E in effetti i Democratici vengono da più parti definiti “nel panico”; mentre il Washington Post, in un suo editoriale a sei mani, si chiede «Cosa è andato storto nella campagna di Harris». Tra le criticità citate, la pesante eredità di un Biden che si è ritirato in quel modo, la questione di genere, la rabbia di gran parte della popolazione che ha (di nuovo) visto in Trump una figura di protesta e di rottura.
Spostandoci al di fuori degli Usa, verrebbe da guardare per prima cosa alla Russia: per quanto infatti il Cremlino abbia apertamente dichiarato di non voler prendere posizione della corsa per la presidenza americana, il legame tra Trump e Putin è assai discusso. In effetti la Komsomol’skaja Pravda, tradizionalmente filogovernativa, per quanto indugi sui dettagli della vittoria di Trump – dal suo discorso definito come “infuocato”, a Kamala Harris “sparita dalla scena pubblica” -, non “scivola” comunque nel trionfalismo. Anche il Kommersant apre citando Trump, «Sarà un’età d’oro per l’America», ma rimane nell’ambito di un resoconto delle votazioni.
Spostandoci nella “nazione sorella” degli Usa, il Regno Unito, è assai tagliente il Guardian che, oltre a dare il resoconto dei fatti, in un editoriale a firma di Francine Pose paragona la democrazia ad un paziente in agonia. «Indipendentemente dal vincitore – scrive Pose – questa campagna elettorale è stata uno spaccato del nostro Paese [Pose è americana, ndr]. E non è un quadro consolante. Le divisioni sono sempre più profonde, o forse solo più aperte […] I dittatori non vogliono costruire ponti, preferiscono le divisioni. Vogliono che le persone credano che il proprio Paese sia in pericolo a causa di maniaci che vogliono togliere fondi alla polizia e dare il benvenuto a corriere di narcos e serial kiler”. Il riferimento a Trump è fin troppo evidente.
Lo spagnolo El País titola l’analisi di José Miguel Contreras «Il re Trump», affermando che «Il nuovo presidente ha vinto promuovendo la vendetta, il rancore, l’odio, l’insulto e il litigio.
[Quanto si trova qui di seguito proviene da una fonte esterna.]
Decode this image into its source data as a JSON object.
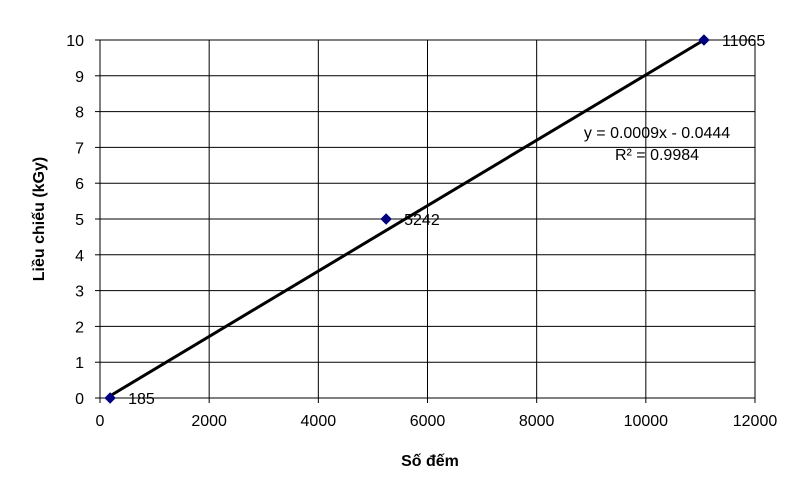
{
  "chart_data": {
    "type": "scatter",
    "title": "",
    "xlabel": "Số đếm",
    "ylabel": "Liều chiếu (kGy)",
    "xlim": [
      0,
      12000
    ],
    "ylim": [
      0,
      10
    ],
    "x_ticks": [
      0,
      2000,
      4000,
      6000,
      8000,
      10000,
      12000
    ],
    "y_ticks": [
      0,
      1,
      2,
      3,
      4,
      5,
      6,
      7,
      8,
      9,
      10
    ],
    "x_tick_labels": [
      "0",
      "2000",
      "4000",
      "6000",
      "8000",
      "10000",
      "12000"
    ],
    "y_tick_labels": [
      "0",
      "1",
      "2",
      "3",
      "4",
      "5",
      "6",
      "7",
      "8",
      "9",
      "10"
    ],
    "grid": true,
    "series": [
      {
        "x": [
          185,
          5242,
          11065
        ],
        "y": [
          0,
          5,
          10
        ],
        "point_labels": [
          "185",
          "5242",
          "11065"
        ],
        "marker": "diamond",
        "color": "#000080"
      }
    ],
    "trendline": {
      "type": "linear",
      "x_range": [
        185,
        11065
      ],
      "y_range": [
        0.06,
        10
      ],
      "color": "#000000",
      "equation": "y = 0.0009x - 0.0444",
      "r_squared": "R² = 0.9984"
    },
    "frame_color": "#000000",
    "grid_color": "#000000"
  }
}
Ora non resta che vedere come si dispone a regnare».
Più conciliante il francese Le Monde, che apre con la notizia del messaggio istituzionale di congratulazioni a Donald Trump del presidente Emmanuel Macron, che si dice «pronto a lavorare con lui». Anche qui, comunque, l’articolo del corrispondente da Washington Piotr Smolar parla di un Trump mosso «dal suo istinto politico e dal suo desiderio di vendetta».
Di nuovo sferzante il tedesco Der Spiegel, che titola «Lo shock Trump». Affermando che «si profila una svolta politica per il Paese e per il mondo», fa altresì notare come, al di là delle congratulazioni di rito del cancelliere Scholz, si sia notato un “trionfo” di Netanyahu e Orbàn.
All’altro capo del mondo, l’australiano The Age titola «Trump ottiene uno storico ritorno alla Casa Binaca mentre il leader mondiali lo incoronano»; senza tuttavia risparmiare un editoriale dal pungente titolo «Donald Trump è il becchino della democrazia americana», e anche – giusto per par condicio – un altrettanto pungente «Quando Biden ha preso il potere, ha detto che avrebbe cercato di salvare la democrazia negli Usa. Lui e Harris hanno fallito». Spazio hanno anche poi i timori nei confronti delle politiche protezioniste annunciate da Trump, che potrebbero avere contraccolpi sui posti di lavoro in Australia.
Il mondo, insomma, ha già dato voce a reazioni vivaci. Come del resto, verrebbe da dire, son sopra le righe i modi del candidato vincente.